2. Aliran Praktis, yang bertujuan untuk memberikan legitimasi terhadap hasil-hasil
ijtihad terhadap masalah-masalah furu’. Artinya, setiap ulama madzhab berijtihad untuk memberikan legitimasi terhadap masalah-masalah fiqh yang telah ditetapkan
oleh ulama madzhab yang mendahuluinya, dengan menyebutkan kaidah-kaidah
yang menguatkan madzhabnya. Seperti ulama Hanafi menyebutkan, bahwa lafadz
yang ‘am itu menunjukan hukum qath’i (pasti). Dengan demikian mereka menunjukan secara berulang-ulang lemahnya hadits ahad yang menyalahi dilalah qat’iyyah (penunjukan yang pasti), karena hadits ahad itu sifatnya zhanni. Para fuqaha’ yang memulai menggunakan methode ini adalah madzhab Hanafi,
meskipun pada setiap madzhab ada ulama lain yang juga memakainya.
Aliran pertama disebut dengan al-Ushulus Syafi’iyyah (Ushul fiqh menurut Syafi’i), karena Imam Syafi’i adalah orang yang pertama kali menjelaskan aliran
tersebut dalam kajiannya secara teoritis murni. Aliran ini juga disebt aliran
Mutakallimin, karena kebanyakan ulama-ulama ahli Kalam membahas masalah-masalah
ushul fiqh menggunakan methode teoritis ini.

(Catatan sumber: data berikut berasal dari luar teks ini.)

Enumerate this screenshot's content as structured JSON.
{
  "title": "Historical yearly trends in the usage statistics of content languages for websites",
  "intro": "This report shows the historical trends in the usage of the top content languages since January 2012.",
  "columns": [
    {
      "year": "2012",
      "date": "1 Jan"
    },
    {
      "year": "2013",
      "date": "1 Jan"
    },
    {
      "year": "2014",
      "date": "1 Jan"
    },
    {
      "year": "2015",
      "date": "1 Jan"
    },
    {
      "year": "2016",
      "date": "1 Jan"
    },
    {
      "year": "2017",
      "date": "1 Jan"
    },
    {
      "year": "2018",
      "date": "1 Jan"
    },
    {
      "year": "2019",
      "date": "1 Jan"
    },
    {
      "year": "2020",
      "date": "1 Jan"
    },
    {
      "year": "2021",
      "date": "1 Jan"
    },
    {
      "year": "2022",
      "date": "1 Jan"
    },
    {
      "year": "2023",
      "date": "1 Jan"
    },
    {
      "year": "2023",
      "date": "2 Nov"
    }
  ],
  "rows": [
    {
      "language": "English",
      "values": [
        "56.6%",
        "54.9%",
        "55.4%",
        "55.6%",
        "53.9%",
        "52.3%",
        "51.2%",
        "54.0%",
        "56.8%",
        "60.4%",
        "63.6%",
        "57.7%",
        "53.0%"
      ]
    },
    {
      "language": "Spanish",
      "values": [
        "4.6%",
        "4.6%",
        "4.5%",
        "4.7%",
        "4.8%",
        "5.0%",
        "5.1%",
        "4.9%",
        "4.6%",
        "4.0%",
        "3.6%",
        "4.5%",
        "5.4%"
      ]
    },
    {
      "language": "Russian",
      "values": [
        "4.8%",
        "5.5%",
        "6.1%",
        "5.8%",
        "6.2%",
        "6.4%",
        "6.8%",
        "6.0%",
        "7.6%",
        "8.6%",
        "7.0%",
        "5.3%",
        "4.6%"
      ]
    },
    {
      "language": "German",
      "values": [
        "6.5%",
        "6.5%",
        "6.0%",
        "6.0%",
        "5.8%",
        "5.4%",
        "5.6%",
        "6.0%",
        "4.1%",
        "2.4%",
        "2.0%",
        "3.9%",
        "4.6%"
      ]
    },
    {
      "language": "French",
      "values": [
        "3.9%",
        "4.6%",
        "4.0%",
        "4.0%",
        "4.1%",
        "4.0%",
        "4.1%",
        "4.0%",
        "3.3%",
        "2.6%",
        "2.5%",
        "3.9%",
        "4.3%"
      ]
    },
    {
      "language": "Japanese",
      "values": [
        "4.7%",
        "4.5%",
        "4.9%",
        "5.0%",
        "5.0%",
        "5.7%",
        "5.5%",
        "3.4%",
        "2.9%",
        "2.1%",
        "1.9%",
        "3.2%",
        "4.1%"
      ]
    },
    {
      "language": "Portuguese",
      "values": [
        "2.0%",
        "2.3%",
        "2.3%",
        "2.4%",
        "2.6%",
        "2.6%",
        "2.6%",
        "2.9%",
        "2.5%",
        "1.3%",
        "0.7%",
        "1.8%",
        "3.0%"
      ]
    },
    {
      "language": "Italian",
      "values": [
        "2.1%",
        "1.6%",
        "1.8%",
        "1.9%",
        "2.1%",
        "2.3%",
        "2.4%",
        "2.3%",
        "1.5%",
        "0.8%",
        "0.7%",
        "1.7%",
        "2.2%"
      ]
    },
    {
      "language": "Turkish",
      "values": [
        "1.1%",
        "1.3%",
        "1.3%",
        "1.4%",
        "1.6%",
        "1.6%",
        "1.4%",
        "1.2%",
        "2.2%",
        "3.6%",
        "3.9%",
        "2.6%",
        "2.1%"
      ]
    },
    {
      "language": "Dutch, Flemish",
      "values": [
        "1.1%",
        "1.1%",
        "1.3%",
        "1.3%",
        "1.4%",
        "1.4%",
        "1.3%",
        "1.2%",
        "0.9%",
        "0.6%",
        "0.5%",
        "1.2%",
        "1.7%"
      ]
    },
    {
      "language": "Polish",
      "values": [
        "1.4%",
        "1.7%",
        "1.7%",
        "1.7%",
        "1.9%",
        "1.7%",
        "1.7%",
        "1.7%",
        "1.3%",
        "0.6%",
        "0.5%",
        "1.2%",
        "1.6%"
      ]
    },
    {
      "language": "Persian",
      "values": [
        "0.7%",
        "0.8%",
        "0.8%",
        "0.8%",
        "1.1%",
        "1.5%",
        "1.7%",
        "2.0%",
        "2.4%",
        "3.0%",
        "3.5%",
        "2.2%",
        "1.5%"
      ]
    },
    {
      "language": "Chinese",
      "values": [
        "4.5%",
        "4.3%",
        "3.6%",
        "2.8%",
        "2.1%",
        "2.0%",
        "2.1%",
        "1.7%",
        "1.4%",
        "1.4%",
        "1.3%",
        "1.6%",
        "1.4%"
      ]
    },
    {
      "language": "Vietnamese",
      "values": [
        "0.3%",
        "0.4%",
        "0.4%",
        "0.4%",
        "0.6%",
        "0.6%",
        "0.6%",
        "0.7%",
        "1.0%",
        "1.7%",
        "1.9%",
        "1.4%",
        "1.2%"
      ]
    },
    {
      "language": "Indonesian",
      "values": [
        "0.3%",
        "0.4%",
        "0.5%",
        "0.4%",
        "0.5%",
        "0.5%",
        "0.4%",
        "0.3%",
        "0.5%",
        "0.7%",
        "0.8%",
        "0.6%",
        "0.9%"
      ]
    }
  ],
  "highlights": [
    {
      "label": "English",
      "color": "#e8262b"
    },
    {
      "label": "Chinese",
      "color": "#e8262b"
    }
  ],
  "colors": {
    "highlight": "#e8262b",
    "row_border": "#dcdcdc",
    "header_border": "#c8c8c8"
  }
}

Sebagaimana telah dikatakan di atas, bahwa aliran yang disebut dengan Ushulus Syafi’iyyah atau Ushulul Mutakallimin mengacu kepada aliran teoritis murni, karena perhatian para pembahas aliran tersebut diarahkan untuk merealisasikan kaidah-kaidah,
dan memurnikannya daris pengaruh (ikatan) suatu madzhab. Mereka semata-mata ingin
menciptakan kaidah-kaidah yang baku, baik dapat dipergunakan oleh madzhab mereka
atau tidak.
Diantara ulama dalam aliran ini ada yang menyalahi Imam Syafi’i dalam
pokok-pokok ushul fiqh, meskipun ia mengikuti cabang-cabangnya. Sebagai contoh, Imam
Syafi’i tidak menjadikan ijma’ sukuti (kesepakatan para ulama secara diam-diam)
sebagai hujjah. Akan tetapi Imam al-Amidi, pengikut madzhab Syafi’i, menjadikannya sebagai hujjah, sebagaimana dijelaskan dalam kitabnya al-Ihkam fi Ushulil Ahkam Juz I hal. 265.

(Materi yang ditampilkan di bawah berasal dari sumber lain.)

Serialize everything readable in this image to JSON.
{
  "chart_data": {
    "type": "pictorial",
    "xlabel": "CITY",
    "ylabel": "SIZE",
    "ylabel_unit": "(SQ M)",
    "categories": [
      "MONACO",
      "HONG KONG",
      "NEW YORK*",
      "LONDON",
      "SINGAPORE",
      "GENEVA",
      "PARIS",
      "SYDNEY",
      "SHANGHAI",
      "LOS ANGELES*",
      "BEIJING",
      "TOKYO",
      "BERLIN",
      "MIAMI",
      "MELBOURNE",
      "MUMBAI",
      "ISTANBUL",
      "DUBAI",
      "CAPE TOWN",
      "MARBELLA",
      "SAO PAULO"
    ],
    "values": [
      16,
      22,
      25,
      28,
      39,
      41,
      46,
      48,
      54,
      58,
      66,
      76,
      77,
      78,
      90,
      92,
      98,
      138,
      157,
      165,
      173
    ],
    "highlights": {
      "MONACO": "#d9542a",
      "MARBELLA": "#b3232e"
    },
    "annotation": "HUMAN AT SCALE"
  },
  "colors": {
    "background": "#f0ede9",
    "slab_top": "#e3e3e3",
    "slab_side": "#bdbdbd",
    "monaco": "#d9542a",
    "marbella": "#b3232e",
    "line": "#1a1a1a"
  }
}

Sebagian besar ulama ahli kalam (mutakallimin) termasuk dalam aliran teoritis
Imam Syafi’i tersebut. Karena aliran ini ada kesamaannya dengan kajian mereka untuk
mengetahui hal-hal yang bersifat esensial secara rasional. Kajian mereka dalam aliran
ini sama dengan kajian mereka dalam ilmu kalam secara mendalam tanpa taqlid. Oleh
karena itu, aliran ini juga disebut aliran mutakallimin.
Telah banyak kitab-kitab ushul fiqh yang disusun menurut aliran teoritis ini,
antara lain yang termasyur dengan ulama terdahulu ada tiga kitab, yaitu:
1. Al-Mu’tamad oleh Abu Hasan Muhammad ibn Ali al-Basri, seorang ulama aliran Mu’tazilah yang wafat pada tahun 413 H.
2. Al-Burhan, oleh Imam Haraiman, seorang ulama madzhab Syafi’i yang wafat pada tahun 487 H.